Summer Whitetail Scouting with The Hunting Public
Deer season is inching closer and if you're like us, scouting is a top priority in the summer. It's hot. It's humid. Woods are thick and ticks are relentless. However, this can be a great time to get a leg up on the deer you plan to hunt this fall.
What should I pack for a summer scout?
The number one question we get during the summer is how to keep ticks off. Make no bones about it: Ticks are nasty little creatures born from the fires of hell and they carry all sorts of disease-causing bacteria. Infectious tick related diseases are on the rise and if you’re not taking the necessary precautions, you could be their next victim.
We spray down with permethrin often in the summer months. A product called Sawyers works extremely well. It's best to hang your clothes up and liberally spray it on anything you plan to wear in the field. Let it dry on the fabric for several hours before use. One application should last several weeks. It works so well we rarely find ticks on us during summer.
Good optics almost always come with us to the field. We're often looking at bucks from a distance in summer, so a pair of binos are a must. For more open terrain, a good spotting scope and tripod can also help. The Vortex Diamondback 10x42's are a great choice.
Make sure to bring the right optic for the job, especially if you plan on some long-range glassing.
Seems obvious, but you'd be surprised how often folks don't take water on scouting missions. We like Nalgene bottles for this. Just fill them up before you leave and throw some water in the pack. It'll keep you in the woods longer and you won't die of thirst, which is nice.
Never forget your maps or mapping system while scouting. We use the OnX Hunt app downloaded to our phones and save the areas we're scouting to the off-grid feature. This will allow you to continue using the map when you don't have cell service.
Unless you enjoy sticking your foot in a microwave, this might not be the best time for the rubber hunting boots. We prefer super light hiking shoes or boots that are waterproof or dry out easily. Merrell and Keen are brands we've worn in the past and had good luck with. It might also be a good idea to invest in a boot dryer. Sometimes it takes wet feet to get where you need to go, and you can't let your boots stop you.
How does summer scouting differ from scouting at other times of the year?
It's thick, hot, and miserable out. Plus, the ticks and mosquitoes are out in full force. The cover is denser in summer vs. winter and spring, so it makes old sign more difficult to see. However, the old sign is still present, and much can be learned during summer.
Bucks become more visible in open areas toward the end of July. Long-range glassing and observation can be useful during this time. For example: If we're able to spot a group of bucks in late July on public land we're unfamiliar with, we'll map scout the potential bedding areas near those bucks and immediately go in and scout them.
You’re probably thinking, "Won't you spook all the bucks then?" and you'd be correct. The point is, we just aren't worried about it. Season is still several months away and if we don't know the area, we're going in to scout it. The bucks return to the same area often once they're bumped out of bedding, especially in summer. In our experience, it's the constant pressure on a spot that tips them off.
If you bump a deer while you scout, don't sweat it. It's constant pressure that's more likely to cause them to head elsewhere.
What are some of the key things to look for?
The first thing is identifying bedding areas in locations where we feel few people will go. Once found, we're scouting trails around the bedding looking for scrapes, rubs, or funnels close by.
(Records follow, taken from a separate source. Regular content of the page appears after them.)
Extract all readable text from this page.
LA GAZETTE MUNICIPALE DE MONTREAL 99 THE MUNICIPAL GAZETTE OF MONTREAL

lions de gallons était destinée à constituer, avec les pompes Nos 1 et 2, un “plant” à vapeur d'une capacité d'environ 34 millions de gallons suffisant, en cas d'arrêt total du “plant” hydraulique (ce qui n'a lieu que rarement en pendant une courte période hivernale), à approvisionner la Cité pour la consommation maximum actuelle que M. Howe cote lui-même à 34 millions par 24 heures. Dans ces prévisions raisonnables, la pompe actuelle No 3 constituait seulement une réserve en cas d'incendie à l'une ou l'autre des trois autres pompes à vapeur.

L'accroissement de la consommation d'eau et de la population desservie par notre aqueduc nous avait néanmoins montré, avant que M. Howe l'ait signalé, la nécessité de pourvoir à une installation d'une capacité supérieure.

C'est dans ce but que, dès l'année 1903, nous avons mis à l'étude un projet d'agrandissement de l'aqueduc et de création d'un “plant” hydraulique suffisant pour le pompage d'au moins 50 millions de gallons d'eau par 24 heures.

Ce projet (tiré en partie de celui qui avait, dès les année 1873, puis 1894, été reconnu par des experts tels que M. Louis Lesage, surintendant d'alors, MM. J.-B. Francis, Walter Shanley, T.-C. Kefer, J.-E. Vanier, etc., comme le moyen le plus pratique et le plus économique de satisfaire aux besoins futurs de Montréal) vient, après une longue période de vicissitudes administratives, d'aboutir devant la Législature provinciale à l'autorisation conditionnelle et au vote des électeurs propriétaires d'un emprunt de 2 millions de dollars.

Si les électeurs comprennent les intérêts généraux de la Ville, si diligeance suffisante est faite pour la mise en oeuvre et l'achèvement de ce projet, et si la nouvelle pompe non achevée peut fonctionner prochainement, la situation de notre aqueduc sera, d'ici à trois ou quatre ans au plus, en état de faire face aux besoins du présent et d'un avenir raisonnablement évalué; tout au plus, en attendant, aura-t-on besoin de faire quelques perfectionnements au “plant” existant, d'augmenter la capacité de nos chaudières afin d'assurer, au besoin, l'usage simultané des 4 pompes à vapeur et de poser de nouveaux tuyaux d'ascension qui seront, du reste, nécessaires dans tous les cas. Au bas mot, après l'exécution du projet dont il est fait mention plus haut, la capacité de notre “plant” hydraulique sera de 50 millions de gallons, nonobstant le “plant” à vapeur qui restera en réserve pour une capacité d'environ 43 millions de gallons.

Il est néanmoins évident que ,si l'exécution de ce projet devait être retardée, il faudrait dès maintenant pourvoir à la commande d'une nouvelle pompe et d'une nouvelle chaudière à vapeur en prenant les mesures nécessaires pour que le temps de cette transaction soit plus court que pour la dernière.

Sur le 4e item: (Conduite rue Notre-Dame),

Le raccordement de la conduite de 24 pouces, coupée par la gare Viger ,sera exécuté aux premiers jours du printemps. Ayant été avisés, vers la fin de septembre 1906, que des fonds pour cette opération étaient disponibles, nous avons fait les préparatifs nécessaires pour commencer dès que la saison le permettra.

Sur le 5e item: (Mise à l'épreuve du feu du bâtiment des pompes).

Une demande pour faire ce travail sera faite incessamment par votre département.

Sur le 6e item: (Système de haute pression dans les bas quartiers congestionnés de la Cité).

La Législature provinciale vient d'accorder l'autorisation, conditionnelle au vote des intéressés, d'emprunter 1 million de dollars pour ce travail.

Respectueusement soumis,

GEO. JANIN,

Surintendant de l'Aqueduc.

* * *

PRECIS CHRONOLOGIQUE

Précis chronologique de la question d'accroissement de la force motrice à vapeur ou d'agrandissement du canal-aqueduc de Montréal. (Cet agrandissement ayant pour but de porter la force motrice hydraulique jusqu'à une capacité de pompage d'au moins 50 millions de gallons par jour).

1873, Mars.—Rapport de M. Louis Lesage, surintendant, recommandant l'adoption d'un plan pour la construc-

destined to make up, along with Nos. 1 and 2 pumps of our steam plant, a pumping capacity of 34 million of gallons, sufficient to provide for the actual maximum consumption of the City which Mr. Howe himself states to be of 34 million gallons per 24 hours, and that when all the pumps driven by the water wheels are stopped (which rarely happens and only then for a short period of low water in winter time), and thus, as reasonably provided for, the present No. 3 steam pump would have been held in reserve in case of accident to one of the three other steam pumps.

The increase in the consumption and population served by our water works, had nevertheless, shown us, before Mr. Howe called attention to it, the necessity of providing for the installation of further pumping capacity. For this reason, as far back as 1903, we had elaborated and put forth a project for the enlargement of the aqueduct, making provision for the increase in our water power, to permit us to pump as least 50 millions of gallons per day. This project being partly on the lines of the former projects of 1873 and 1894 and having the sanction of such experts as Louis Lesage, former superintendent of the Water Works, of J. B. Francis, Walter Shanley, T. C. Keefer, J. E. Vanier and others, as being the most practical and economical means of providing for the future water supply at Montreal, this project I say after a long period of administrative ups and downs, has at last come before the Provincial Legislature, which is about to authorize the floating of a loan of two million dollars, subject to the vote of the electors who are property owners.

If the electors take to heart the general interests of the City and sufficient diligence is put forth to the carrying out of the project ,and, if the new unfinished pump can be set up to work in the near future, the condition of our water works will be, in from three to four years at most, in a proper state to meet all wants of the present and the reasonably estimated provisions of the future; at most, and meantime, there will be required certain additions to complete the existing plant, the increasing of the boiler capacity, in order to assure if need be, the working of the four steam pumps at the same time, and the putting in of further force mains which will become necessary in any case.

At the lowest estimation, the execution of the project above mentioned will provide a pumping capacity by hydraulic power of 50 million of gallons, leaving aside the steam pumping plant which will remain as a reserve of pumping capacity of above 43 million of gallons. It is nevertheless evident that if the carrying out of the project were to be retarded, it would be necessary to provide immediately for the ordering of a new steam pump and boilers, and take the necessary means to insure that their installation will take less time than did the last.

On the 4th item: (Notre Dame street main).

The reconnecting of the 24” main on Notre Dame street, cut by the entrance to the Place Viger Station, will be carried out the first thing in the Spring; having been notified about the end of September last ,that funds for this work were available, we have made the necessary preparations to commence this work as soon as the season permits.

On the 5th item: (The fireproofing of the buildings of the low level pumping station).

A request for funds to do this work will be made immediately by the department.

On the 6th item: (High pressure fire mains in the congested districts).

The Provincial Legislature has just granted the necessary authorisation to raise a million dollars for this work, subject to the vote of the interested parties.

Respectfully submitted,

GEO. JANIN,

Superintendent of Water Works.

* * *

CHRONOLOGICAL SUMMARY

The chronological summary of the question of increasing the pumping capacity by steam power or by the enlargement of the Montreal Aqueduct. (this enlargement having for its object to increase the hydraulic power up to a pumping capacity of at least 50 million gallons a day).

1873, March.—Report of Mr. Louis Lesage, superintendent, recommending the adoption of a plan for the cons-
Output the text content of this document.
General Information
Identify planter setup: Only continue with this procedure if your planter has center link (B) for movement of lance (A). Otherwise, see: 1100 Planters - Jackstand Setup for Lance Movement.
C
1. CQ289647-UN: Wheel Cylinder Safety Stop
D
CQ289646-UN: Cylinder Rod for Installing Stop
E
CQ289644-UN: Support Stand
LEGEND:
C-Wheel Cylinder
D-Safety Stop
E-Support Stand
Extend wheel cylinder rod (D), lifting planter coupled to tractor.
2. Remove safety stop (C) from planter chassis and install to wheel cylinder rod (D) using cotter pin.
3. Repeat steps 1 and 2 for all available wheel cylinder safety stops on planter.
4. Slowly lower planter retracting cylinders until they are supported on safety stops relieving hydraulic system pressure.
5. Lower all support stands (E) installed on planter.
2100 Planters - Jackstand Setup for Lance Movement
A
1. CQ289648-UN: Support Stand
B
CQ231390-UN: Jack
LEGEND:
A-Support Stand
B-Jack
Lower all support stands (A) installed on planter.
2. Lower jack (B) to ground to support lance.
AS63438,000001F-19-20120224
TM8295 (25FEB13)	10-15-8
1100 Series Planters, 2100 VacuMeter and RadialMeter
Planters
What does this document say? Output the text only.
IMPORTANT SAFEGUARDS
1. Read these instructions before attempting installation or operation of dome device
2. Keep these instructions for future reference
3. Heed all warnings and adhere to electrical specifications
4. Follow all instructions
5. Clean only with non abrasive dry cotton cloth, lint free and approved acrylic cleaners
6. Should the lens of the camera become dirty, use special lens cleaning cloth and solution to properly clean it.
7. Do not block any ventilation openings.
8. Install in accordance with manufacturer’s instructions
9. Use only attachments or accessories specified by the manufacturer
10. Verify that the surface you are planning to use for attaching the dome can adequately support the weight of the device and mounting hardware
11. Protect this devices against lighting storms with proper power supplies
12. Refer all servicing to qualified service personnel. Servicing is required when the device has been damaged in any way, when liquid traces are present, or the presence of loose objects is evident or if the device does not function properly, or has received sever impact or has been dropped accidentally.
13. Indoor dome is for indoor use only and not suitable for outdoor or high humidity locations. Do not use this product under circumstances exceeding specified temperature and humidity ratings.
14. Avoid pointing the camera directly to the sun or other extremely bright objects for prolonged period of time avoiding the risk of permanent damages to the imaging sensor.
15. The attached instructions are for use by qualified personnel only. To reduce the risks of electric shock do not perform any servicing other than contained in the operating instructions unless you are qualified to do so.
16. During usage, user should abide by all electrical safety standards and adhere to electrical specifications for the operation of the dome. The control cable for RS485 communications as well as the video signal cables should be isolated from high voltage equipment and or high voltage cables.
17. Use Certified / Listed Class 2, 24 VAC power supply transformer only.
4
The trick is finding a setup just out of sight from the bedded deer. We try to dissect all this information on one scouting trip.
Wherever you're scouting from, try and accomplish as much as you can in one scouting trip to limit pressure on the deer.
What are some typical mistakes you see people making when getting out to scout later in the season?
They don't gather enough information on their first trip in. Most folks scout an area once, then return to hang a stand, hang cameras, or finish scouting it. We believe this educates the deer when you return to the area. We’ve seen our best results by scouting the spot in one day, then backing out completely until it's time to go in and hunt. This puts the least amount of pressure on the spot, while giving you one chance to figure it all out. We call it the "get out of jail free card.”
Yes, you often spook deer out of the bedding when you scout it. Once is usually okay because they’re caught off guard. Think about it: Those deer have been using that bedding area over and over again for most of their life because NOBODY goes in there. They aren't used to people in their safe zone during the day, otherwise they wouldn't be bedded there. Spook them out, get your info, and get out. Let those deer move back in, get comfortable for a few months and go in for the kill come hunting season.